Figure 2.

Sesamin interacts physically with MCL-1, a predicted target molecule in T cells. (A) The flow chart how target proteins of sesamin were discovered from Genecards databank and swisstargetprediction analysis. (B) The structure of MCL-1 active domains (above) and molecular docking between BH3 domain of MCL-1 and sesamin by AMdock and pyMOL software. BH3-only protein Bim is marked as orange color following as sequence. A binding residue of sesamin at Arg 222 is marked as blue color. (C) Resting Jurkat T cells (1 X 10⁶) were lysed with RIPA buffer for pull-down assay.

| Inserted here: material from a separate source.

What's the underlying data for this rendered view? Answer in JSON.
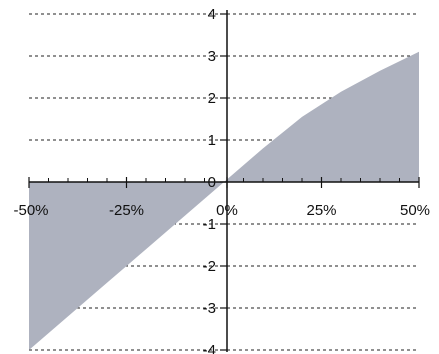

Lysates were incubated with control bead (Con bead) or/and bead conjugated with sesamin (SS-bead) and precipitated by centrifugation. Con beads and SS-beads were mixed in 100:0, 50:50, 0:100 ratios, respectively, to assess the dose-dependent enrichment of MCL-1 and Bak. Mcl-1 and Bak were detected from precipitated lysate by bead centrifugation (pull-down) and MCL-1 and β-actin were detected from whole lysate. The expression of detected MCl-1 from precipitated lysate by bead centrifugation (pull-down) was normalized with the expression of β-actin from whole lysate. Bar graph was presented as fold increase. All results are expressed as mean ± SEM of three independent experiments. Statistical comparisons among groups were performed using one-way ANOVA with Tukey's post hoc test. A p-value less than 0.05 was considered statistically significant (*, P < 0.05).